Thursday 24 November 2011

What Middletown Reads

I am curious about the hands that books have travelled through. I am sad we no longer have due dates stamped into library books. I liked knowing that the book I had selected had been a popular as a pretty debutante for the first year after it arrived in the library, but had since then sat for twenty forlorn years in its place on the shelf, waiting for me to claim it.

At primary school, I could trace books back through their issue slips - when you're nine, the kids who had moved on to high school become like mythic beings. Taking out a book that they had once read was like a connection to adulthood, a promise that I too would soon don a navy blue uniform and stay on the bus into town after the little kids got off.
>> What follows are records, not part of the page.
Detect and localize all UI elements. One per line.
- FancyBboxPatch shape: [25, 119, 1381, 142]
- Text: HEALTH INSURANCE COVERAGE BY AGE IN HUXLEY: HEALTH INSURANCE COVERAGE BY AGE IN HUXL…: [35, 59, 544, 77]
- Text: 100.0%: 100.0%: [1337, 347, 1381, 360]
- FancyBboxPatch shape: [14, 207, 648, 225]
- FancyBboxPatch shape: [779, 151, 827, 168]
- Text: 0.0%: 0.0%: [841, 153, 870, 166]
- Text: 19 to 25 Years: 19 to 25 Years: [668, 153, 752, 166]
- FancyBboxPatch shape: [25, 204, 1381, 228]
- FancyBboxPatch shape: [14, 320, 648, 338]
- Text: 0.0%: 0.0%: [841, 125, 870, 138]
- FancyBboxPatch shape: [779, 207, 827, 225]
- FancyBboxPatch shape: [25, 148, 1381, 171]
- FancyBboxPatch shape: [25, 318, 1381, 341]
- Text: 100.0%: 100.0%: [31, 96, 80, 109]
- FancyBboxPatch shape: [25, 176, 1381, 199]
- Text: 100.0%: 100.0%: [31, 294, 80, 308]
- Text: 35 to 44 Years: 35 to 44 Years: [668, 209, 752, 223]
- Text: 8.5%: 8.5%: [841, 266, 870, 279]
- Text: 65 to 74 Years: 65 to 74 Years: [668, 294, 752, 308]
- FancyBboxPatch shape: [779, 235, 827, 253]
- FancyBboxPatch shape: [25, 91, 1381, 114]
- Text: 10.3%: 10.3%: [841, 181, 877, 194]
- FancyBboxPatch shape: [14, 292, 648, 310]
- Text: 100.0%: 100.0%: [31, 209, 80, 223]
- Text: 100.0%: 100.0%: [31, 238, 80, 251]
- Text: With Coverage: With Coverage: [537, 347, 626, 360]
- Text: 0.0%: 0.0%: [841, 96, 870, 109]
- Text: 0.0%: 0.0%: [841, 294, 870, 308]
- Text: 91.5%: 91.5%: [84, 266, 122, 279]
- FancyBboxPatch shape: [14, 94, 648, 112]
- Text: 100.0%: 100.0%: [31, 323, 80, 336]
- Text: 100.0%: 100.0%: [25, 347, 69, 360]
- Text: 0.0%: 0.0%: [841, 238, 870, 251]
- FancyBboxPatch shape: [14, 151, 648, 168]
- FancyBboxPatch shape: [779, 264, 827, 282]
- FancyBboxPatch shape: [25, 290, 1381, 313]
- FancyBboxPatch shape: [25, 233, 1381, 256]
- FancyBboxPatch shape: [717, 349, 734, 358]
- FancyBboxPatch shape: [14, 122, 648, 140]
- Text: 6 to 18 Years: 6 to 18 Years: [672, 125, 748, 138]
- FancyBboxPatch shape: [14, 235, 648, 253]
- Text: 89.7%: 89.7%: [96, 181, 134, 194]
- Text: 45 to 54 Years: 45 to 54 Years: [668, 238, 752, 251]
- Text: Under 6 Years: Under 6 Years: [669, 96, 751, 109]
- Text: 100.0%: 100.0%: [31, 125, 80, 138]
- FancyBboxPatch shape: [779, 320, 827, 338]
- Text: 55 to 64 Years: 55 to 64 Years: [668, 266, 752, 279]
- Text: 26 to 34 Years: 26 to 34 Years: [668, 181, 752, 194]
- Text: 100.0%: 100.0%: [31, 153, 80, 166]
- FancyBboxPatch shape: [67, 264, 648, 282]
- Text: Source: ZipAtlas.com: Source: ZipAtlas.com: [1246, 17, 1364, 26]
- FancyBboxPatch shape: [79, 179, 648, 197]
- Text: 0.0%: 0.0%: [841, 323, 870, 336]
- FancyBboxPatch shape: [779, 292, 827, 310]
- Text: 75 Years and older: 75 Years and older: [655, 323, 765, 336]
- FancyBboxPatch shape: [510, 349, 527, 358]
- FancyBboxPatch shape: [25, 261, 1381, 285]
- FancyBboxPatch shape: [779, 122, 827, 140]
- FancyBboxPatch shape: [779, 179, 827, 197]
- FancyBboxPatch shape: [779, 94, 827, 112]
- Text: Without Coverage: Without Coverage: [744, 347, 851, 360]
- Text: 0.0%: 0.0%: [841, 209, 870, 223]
Today, I believe most libraries discard borrowers records, as a privacy matter. But one collection of small town American borrowers records - from turn-of-the-19th-century Muncie, Indiana, have been digitised and made available online.

In a terrific article on Slate, John Plotz covers what researchers are digging up from the ledgers:

For example, they discovered that fewer than 38 percent of Muncie patrons were blue-collar, though more than 60 percent of Muncie’s families were blue-collar. They also discovered that blue-collar families were significantly more likely to have multiple library cards than white-collar families. With little spare cash to buy books—and with few forms of affordable daily entertainment—the single book permitted out on each card frequently was not enough for a blue-collar family with several avid readers. Blue-collar borrowers were also more likely to borrow classics, or older books, while white-collar readers gravitated to the latest fashionable books: Felsenstein and Connolly speculate this may reflect the availability of older books in the houses of wealthier patrons.

Plotz's essay is more than just your typical data crunching+insight.  It's also the story of how he tries to re-live the reading life of Muncie teenager Louis Bloom, and his searching out of Bloom's descendants. It's a lovely and fascinating article, and perfect for a weekend read.